Canadian Emergency DepartmentTriage and Acuity Scale: implementation in a tertiary care center in Saudi Arabia
1 Department of Emergency Medicine, King Faisal Specialist Hospital and Research Center, PO Box 3354, Riyadh 11211, Saudi Arabia
2 Department of Biostatistics & Epidemiology, Dasman Diabetes Institute, PO Box 1180, Dasman 15462, Kuwait
3 Department of Biostatistics, Epidemiology and Scientific Computing, King Faisal Specialist Hospital and Research Center, PO Box 3354, Riyadh 11211, Saudi Arabia
BMC Emergency Medicine 2011, 11:3 doi:10.1186/1471-227X-11-3Published: 10 February 2011
The Canadian Emergency Department Triage and Acuity Scale (CTAS) is a well recognized and validated triage system that prioritizes patient care by severity of illness. The aim of this study was to describe the results of Emergency Department (ED) waiting times after the implementation of the CTAS in a major tertiary care hospital emergency department outside of Canada.

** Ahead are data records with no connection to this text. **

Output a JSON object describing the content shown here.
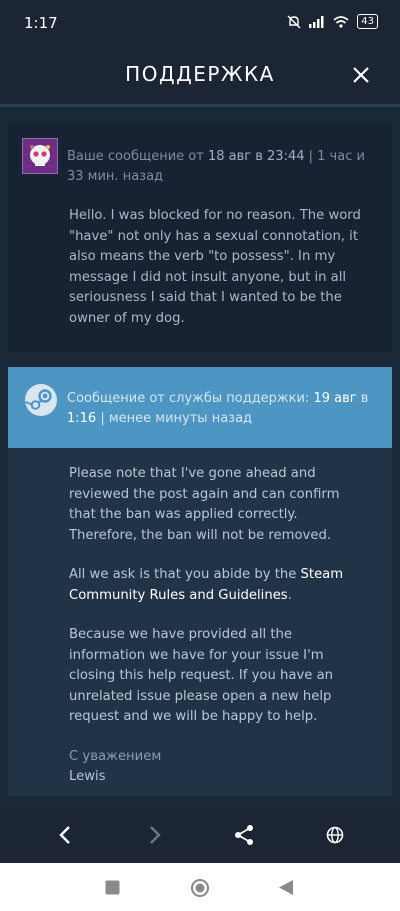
{
  "status_bar": {
    "time": "1:17",
    "battery": "43"
  },
  "header": {
    "title": "ПОДДЕРЖКА",
    "close_icon": "close-icon"
  },
  "user_message": {
    "meta_prefix": "Ваше сообщение от ",
    "meta_datetime": "18 авг в 23:44",
    "meta_suffix": " | 1 час и 33 мин. назад",
    "text": "Hello. I was blocked for no reason. The word \"have\" not only has a sexual connotation, it also means the verb \"to possess\". In my message I did not insult anyone, but in all seriousness I said that I wanted to be the owner of my dog."
  },
  "support_message": {
    "meta_prefix": "Сообщение от службы поддержки: ",
    "meta_date": "19 авг",
    "meta_mid": " в ",
    "meta_time": "1:16",
    "meta_suffix": " | менее минуты назад",
    "paragraph1": "Please note that I've gone ahead and reviewed the post again and can confirm that the ban was applied correctly. Therefore, the ban will not be removed.",
    "paragraph2_prefix": "All we ask is that you abide by the ",
    "paragraph2_link": "Steam Community Rules and Guidelines",
    "paragraph2_suffix": ".",
    "paragraph3": "Because we have provided all the information we have for your issue I'm closing this help request. If you have an unrelated issue please open a new help request and we will be happy to help.",
    "signature_line1": "С уважением",
    "signature_line2": "Lewis"
  },
  "bottom_nav": {
    "back_icon": "chevron-left-icon",
    "forward_icon": "chevron-right-icon",
    "share_icon": "share-icon",
    "globe_icon": "globe-icon"
  },
  "colors": {
    "background": "#1b2838",
    "support_header": "#4d95c2",
    "support_body": "#213347",
    "user_card": "#172332"
  }
}
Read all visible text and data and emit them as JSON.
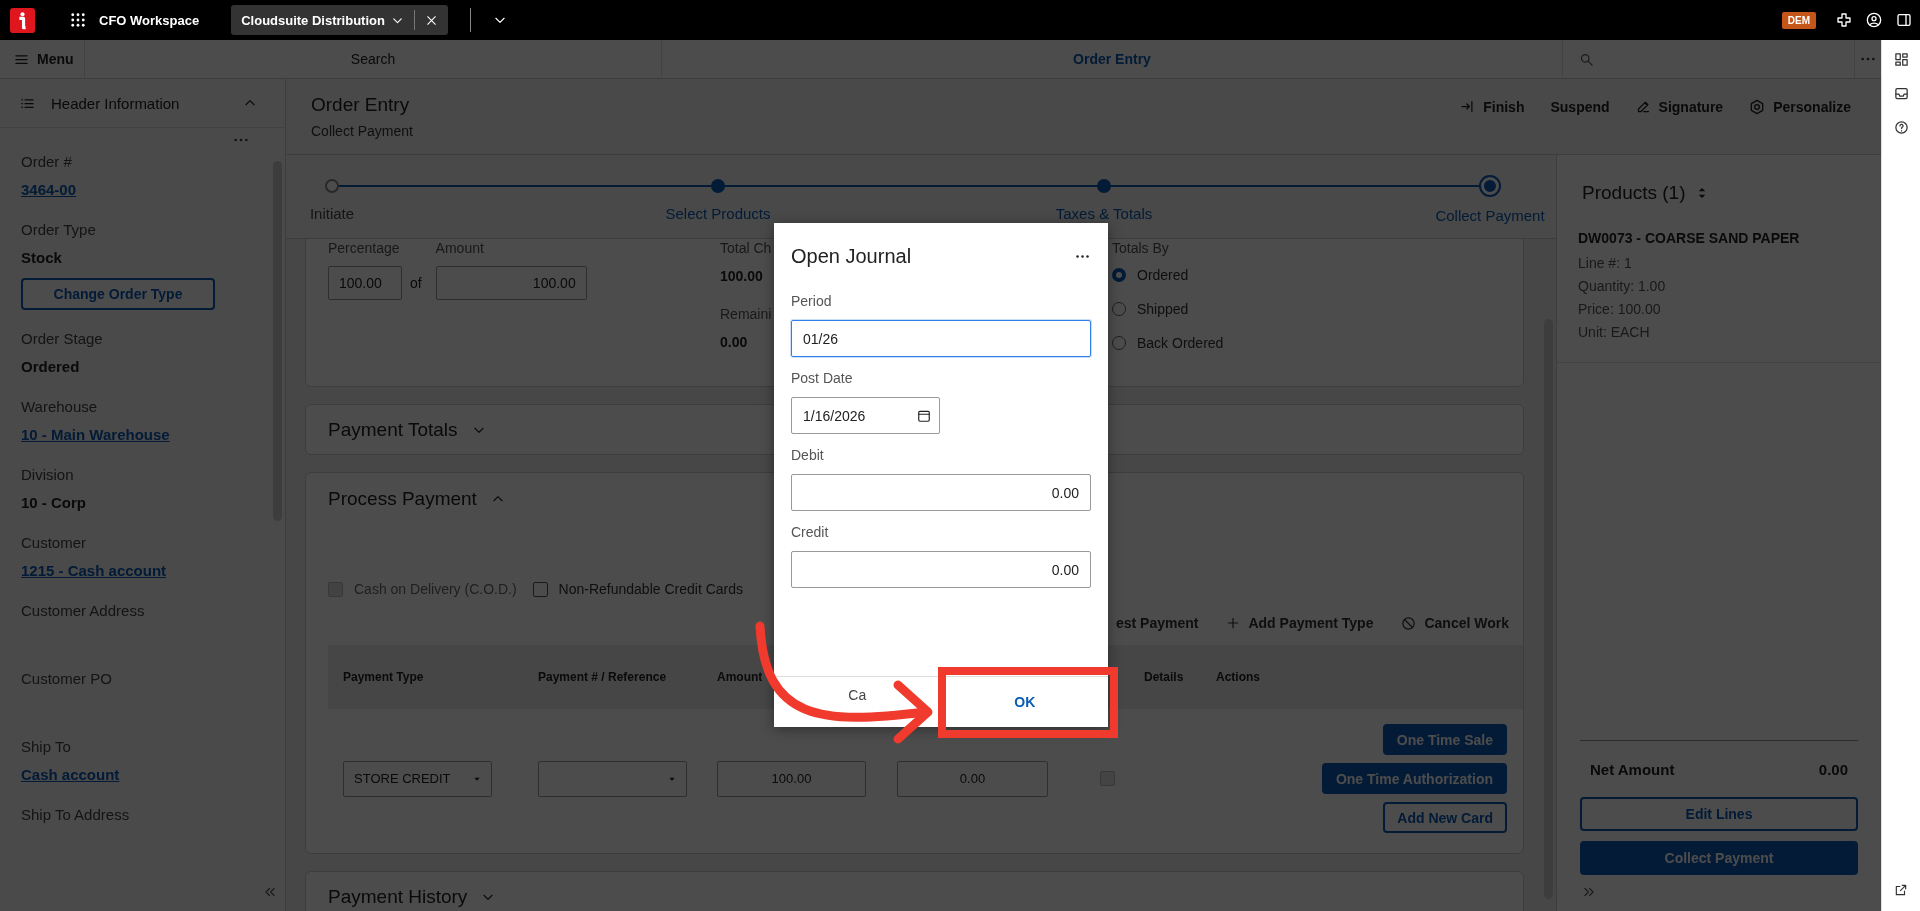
{
  "top_bar": {
    "app_name": "CFO Workspace",
    "tabs": [
      {
        "label": "Cloudsuite Distribution",
        "selected": true
      }
    ],
    "badge": "DEM"
  },
  "nav_bar": {
    "menu": "Menu",
    "search_tab": "Search",
    "tabs": [
      {
        "label": "Order Entry",
        "selected": true
      }
    ]
  },
  "sidebar": {
    "title": "Header Information",
    "expanded": true,
    "fields": [
      {
        "kind": "link",
        "label": "Order #",
        "value": "3464-00"
      },
      {
        "kind": "text",
        "label": "Order Type",
        "value": "Stock"
      },
      {
        "kind": "button",
        "label": "Change Order Type"
      },
      {
        "kind": "text",
        "label": "Order Stage",
        "value": "Ordered"
      },
      {
        "kind": "link",
        "label": "Warehouse",
        "value": "10 - Main Warehouse"
      },
      {
        "kind": "text",
        "label": "Division",
        "value": "10 - Corp"
      },
      {
        "kind": "link",
        "label": "Customer",
        "value": "1215 - Cash account"
      },
      {
        "kind": "text",
        "label": "Customer Address"
      },
      {
        "kind": "text",
        "label": "Customer PO"
      },
      {
        "kind": "link",
        "label": "Ship To",
        "value": "Cash account"
      },
      {
        "kind": "text",
        "label": "Ship To Address"
      }
    ]
  },
  "page": {
    "title": "Order Entry",
    "subtitle": "Collect Payment",
    "actions": [
      {
        "label": "Finish"
      },
      {
        "label": "Suspend"
      },
      {
        "label": "Signature"
      },
      {
        "label": "Personalize"
      }
    ]
  },
  "stepper": {
    "steps": [
      {
        "label": "Initiate",
        "completed": false,
        "selected": false
      },
      {
        "label": "Select Products",
        "completed": true,
        "selected": false
      },
      {
        "label": "Taxes & Totals",
        "completed": true,
        "selected": false
      },
      {
        "label": "Collect Payment",
        "completed": true,
        "selected": true
      }
    ]
  },
  "split": {
    "percentage_label": "Percentage",
    "percentage": "100.00",
    "of": "of",
    "amount_label": "Amount",
    "amount": "100.00",
    "total_label": "Total Ch",
    "total": "100.00",
    "remaining_label": "Remaini",
    "remaining": "0.00",
    "totals_by": {
      "label": "Totals By",
      "options": [
        {
          "label": "Ordered",
          "selected": true
        },
        {
          "label": "Shipped",
          "selected": false
        },
        {
          "label": "Back Ordered",
          "selected": false
        }
      ]
    }
  },
  "payment_totals": {
    "title": "Payment Totals",
    "expanded": false
  },
  "process_payment": {
    "title": "Process Payment",
    "expanded": true,
    "checkboxes": [
      {
        "label": "Cash on Delivery (C.O.D.)",
        "checked": false,
        "disabled": true
      },
      {
        "label": "Non-Refundable Credit Cards",
        "checked": false,
        "disabled": false
      }
    ],
    "actions": [
      "est Payment",
      "Add Payment Type",
      "Cancel Work"
    ],
    "columns": [
      "Payment Type",
      "Payment # / Reference",
      "Amount",
      "Details",
      "Actions"
    ],
    "rows": [
      {
        "payment_type": "STORE CREDIT",
        "amount": "100.00",
        "column_4": "0.00",
        "details_checked": false,
        "buttons": [
          {
            "label": "One Time Sale",
            "kind": "primary"
          },
          {
            "label": "One Time Authorization",
            "kind": "primary"
          },
          {
            "label": "Add New Card",
            "kind": "outline"
          }
        ]
      }
    ]
  },
  "payment_history": {
    "title": "Payment History",
    "expanded": false
  },
  "products": {
    "title": "Products (1)",
    "items": [
      {
        "name": "DW0073 - COARSE SAND PAPER",
        "details": [
          "Line #: 1",
          "Quantity: 1.00",
          "Price: 100.00",
          "Unit: EACH"
        ]
      }
    ],
    "net_label": "Net Amount",
    "net": "0.00",
    "buttons": [
      {
        "label": "Edit Lines",
        "kind": "outline"
      },
      {
        "label": "Collect Payment",
        "kind": "primary"
      }
    ]
  },
  "dialog": {
    "title": "Open Journal",
    "fields": [
      {
        "label": "Period",
        "value": "01/26",
        "kind": "text",
        "focused": true
      },
      {
        "label": "Post Date",
        "value": "1/16/2026",
        "kind": "date",
        "focused": false
      },
      {
        "label": "Debit",
        "value": "0.00",
        "kind": "number",
        "focused": false
      },
      {
        "label": "Credit",
        "value": "0.00",
        "kind": "number",
        "focused": false
      }
    ],
    "buttons": [
      {
        "label": "Ca"
      },
      {
        "label": "OK"
      }
    ]
  }
}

A total of 1206 charts were randomly selected and retrospectively reviewed for triage performance. The indicators were: time to triage, triage duration, waiting time to be evaluated by a physician, and proportion of patients who left without being seen by a physician. Waiting times were stratified by triage level and reported as fractile response rates.
The approximate time to triage was ≤ 10 minutes for 71% and ≤ 15 minutes for 82.8% of the patients. Fifty-three percent (53.5%) completed their triage process within 5 minutes. Waiting times evaluated by a physician was 100% within CTAS time objectives in category I patients, however, this was not the case for the other 4 categories. The overall left without being seen (LWBS) rate was 9.8%; 11.9% were in Level III, 20.3% in Level IV, and 67.8% in Level V. Median length of stay (LOS) was 144 minutes for the study sample as a whole.
The CTAS may be adapted, with achievable objectives, in hospitals outside Canada as well. Time to see physician, total LOS, and LWBS are effective markers of ED performance and the quality of triage. Registration-to-physician time (RTP) and LOS profiles, stratified by triage level, are essential indicative markers for ED performance and should be used in improving patients flow through collaborative efforts.